「防災のために非常食を備えなきゃ」と思って、とりあえずアルファ米を買っている人は多いのではないでしょうか。
でも実は、非常食のご飯には複数の選択肢があり、選び方によって1食あたりのコストが4倍以上変わることをご存じですか?
この記事では、非常食の代表的な3つの選択肢を比較し、それぞれのメリット・デメリットを整理します。
非常食のご飯、3つの選択肢
① 湯煎のごはんパック(サトウのごはんなど)

普段から食卓に並ぶ、おなじみのパックご飯です。
- 1食あたり:約200〜240円
- 調理方法:電子レンジ2分、または湯煎15分程度
- 保存期間:製造後1年程度(長期保存タイプではない)
- 味・食感:炊きたてに一番近く、子供でも食べやすい
- 長期保存タイプはもっと値段が高い
メリットは圧倒的な手軽さです。停電時でもカセットコンロがあれば湯煎で温められますし、電子レンジがあれば普段使いもできます。

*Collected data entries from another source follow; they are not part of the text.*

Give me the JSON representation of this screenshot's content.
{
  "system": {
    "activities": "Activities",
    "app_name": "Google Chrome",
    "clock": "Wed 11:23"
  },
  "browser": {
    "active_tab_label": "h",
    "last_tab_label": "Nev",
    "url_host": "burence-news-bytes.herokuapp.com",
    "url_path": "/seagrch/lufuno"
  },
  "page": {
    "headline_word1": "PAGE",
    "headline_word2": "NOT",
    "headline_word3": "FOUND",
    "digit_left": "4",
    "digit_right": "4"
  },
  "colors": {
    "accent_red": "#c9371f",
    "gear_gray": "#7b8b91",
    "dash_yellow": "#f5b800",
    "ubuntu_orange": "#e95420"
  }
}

デメリットは、保存期間の短さです。「買ったまま存在を忘れる」タイプの備蓄には向いていないため定期的にチェックし、期限が近づいたら買い換えなければなりません
② アルファ化米

非常食の定番として広く知られている商品です。
- 1食あたり:約400〜410円
- 調理方法:お湯または水を注ぐだけ
- 保存期間:5年程度
- 味・食感:まずまずだが、好みが分かれることも
メリットは5年という長い保存期間と、調理器具がなくても水さえあれば食べられる手軽さです。
デメリットは、実は3つの選択肢の中でもっとも1食あたりの単価が高いという点です。また、食感や味が独特で、特に子供は「口に合わなくて食べない」というケースも少なくありません。せっかく備蓄しても、いざという時に食べてもらえなければ意味がなくなってしまいます。
③ いつもの生米+炊飯袋
普段食べている生米
真空パックタイプなどが販売されており、非常時には「炊飯袋」という道具で炊きます
この炊飯袋が凄いんです!
- 1食あたり:約90円(商品や購入量によって変動)
- 調理方法:カセットコンロ+鍋+炊飯袋+水
- 味・食感:炊きたてご飯そのもの
メリットは圧倒的なコストの安さと、炊きたてご飯の美味しさです。
炊飯袋は綿100%の袋にお米と水を入れて茹でるだけというシンプルな仕組みで、水加減も気にする必要がありません。しかも湯煎のごはんパックは鍋の中で同時に温められるのが2個程度が限界ですが、炊飯袋なら4個同時に炊くことも可能です。
デメリットは、調理にカセットコンロと鍋が必須になる点です。また、生米の保存期間は精米の状態や保存方法によって差があるため、「何年でも放置できる」という商品ばかりではありません。
しかしお米って毎月購入しますよね
ローリングストックで保管することをお勧めします
ローリングストックとは、食べて買い足しながら常に新しいものをストックする方法です
非常食は気が付かない間に期限が切れていて新たに買わなくてはいけません・・・
しかし保存してある種類なども把握でき
いざと言うきに期限切れで使えないなんて事も大丈夫ですよね!
比較表
それぞれを表にしてみました
| 湯煎ごはんパック | アルファ化米 | 生米+炊飯袋 | |
|---|---|---|---|
| 1食あたり価格 | 約200〜240円 | 約400〜410円 | 約90円 |
| 調理方法 | レンジ・湯煎 | 水/お湯を注ぐ | カセットコンロ+鍋+炊飯袋 |
| 保存期間 | 約1年 | 約5年 | 商品による(要確認) |
| 味 | 炊きたてに近い | 人を選ぶ | いつもの炊きたてご飯 |
| 手間 | 少ない | 一番少ない | 少しある |
結局、どれを選べばいいのか
答えは「正解はひとつではない」です。
- とにかくラクに備えたい人 → アルファ化米
- 味と手間のバランスを取りたい人 → 湯煎のごはんパック(こまめな入れ替え前提)
- コストを抑えつつ美味しく備えたい人 → 生米+炊飯袋
高い非常食を買うことだけが正解ではありません。家族構成など自分の暮らしに合った備え方を、この機会に見直してみてはいかがでしょうか。
※価格は記事作成時点の目安です。購入時は最新の価格をご確認ください。 ※生米の保存期間は商品によって異なります。長期保存を謳う商品を選ぶ場合は、包装方法(脱酸素剤・炭酸ガス封入など)を必ず確認してください。